Resistant until recent years, energy companies braced for change are beginning to promise major shifts to renewables and, increasingly, they are citing hydrogen as a key piece of the pie.

Big Energy Buys In

In fact, during the current earnings season, hydrogen has emerged as a prominent element within companies’ broader clean energy plans.

Major oil and gas companies are promising to lead the charge, first by developing blue hydrogen – created as a byproduct of natural gas through captured carbon – because it is less expensive than its green sibling.
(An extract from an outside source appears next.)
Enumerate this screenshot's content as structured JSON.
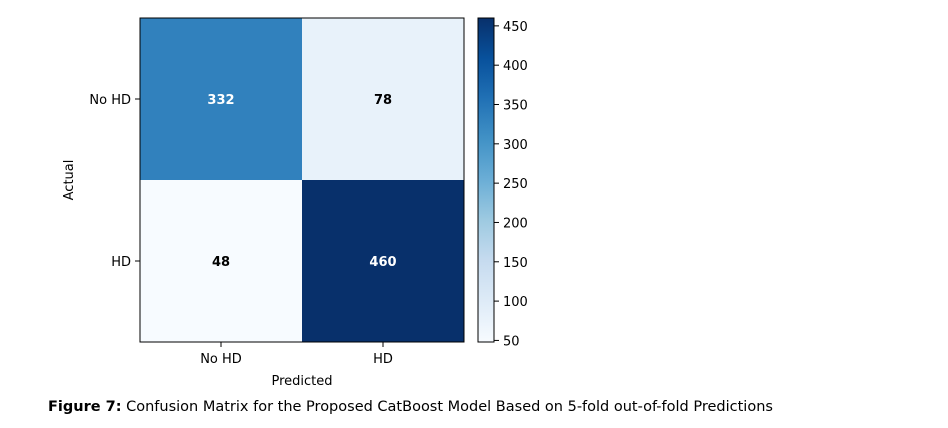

Green hydrogen is expected to follow.

“Through 2025, we expect to invest more than $3 billion in lower emissions initiatives, which include energy efficient process technology, advanced biofuels, hydrogen and carbon capture and storage, which is a crucial technology for achieving the goals outlined in the Paris Agreement,” ExxonMobil CEO Darren Woods said during the Texas-based recent earnings call.
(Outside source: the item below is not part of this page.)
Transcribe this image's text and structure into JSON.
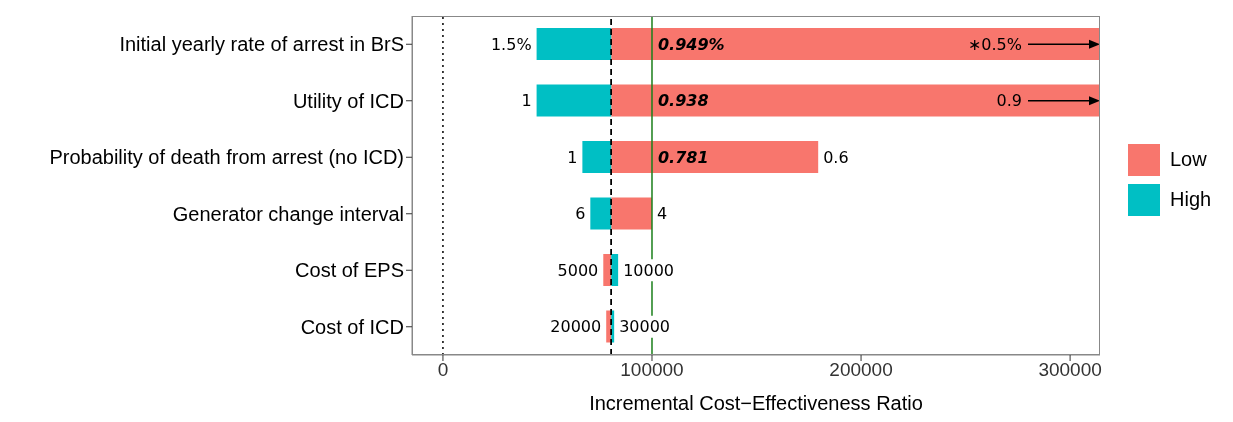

He and other CEOs of U.S.-based companies have said they hear investors’ mounting demands but also see as probable more support from governments domestically and abroad.

European energy giants echo that sentiment.

France’s Total SE, for one, views hydrogen as increasingly critical. “We need support from governments in order to move forward, but there is a lot of enthusiasm in Europe from European governments to develop this hydrogen economy,” said CEO Patrick Pouyanné during the quarterly earnings call.

“The writing is on the wall,” Pouyanné added. “Clean, low-carbon energy is the future.”

Hydrogen “is definitely a gas fuel of the future,” BP plc CEO Bernard Looney said. “There’s no question about that.”

The UK major is working on a long-term project that Looney said would be “one of the world’s first net-zero industrial sites.” Hydrogen will play a vital role.

“We need much more of these opportunities being built around the world so that we can get the scale that will lead to the cost reduction, that will lead to the economics of these things working,” he said.

“We believe in hydrogen,” Looney added. “But it’s not something that’s going to happen overnight in terms of being a material part of BP’s portfolio.” He said that is more likely by the next decade.

“It’s 2030-plus,” he said.

NGI’s Rau characterized that timeline as plausible for a major such as BP that has both vast resources and a head start relative to smaller companies. “It will likely be even longer until it is material for the industry as a whole,” he said. “But hydrogen will certainly be a major part of the global energy mix, particularly as we get closer and closer to 2050.”

In the meantime, energy executives said natural gas has a long runway before it — several decades, by many accounts. 

“My sense is that the fear about the future of natural gas is a bit overblown, maybe way overblown,” Milwaukee-based WEC Energy Group Inc. Executive Chairman Gale Klappa said on the recent earnings call. “Natural gas is going to be an important product, I believe, for many years to come.”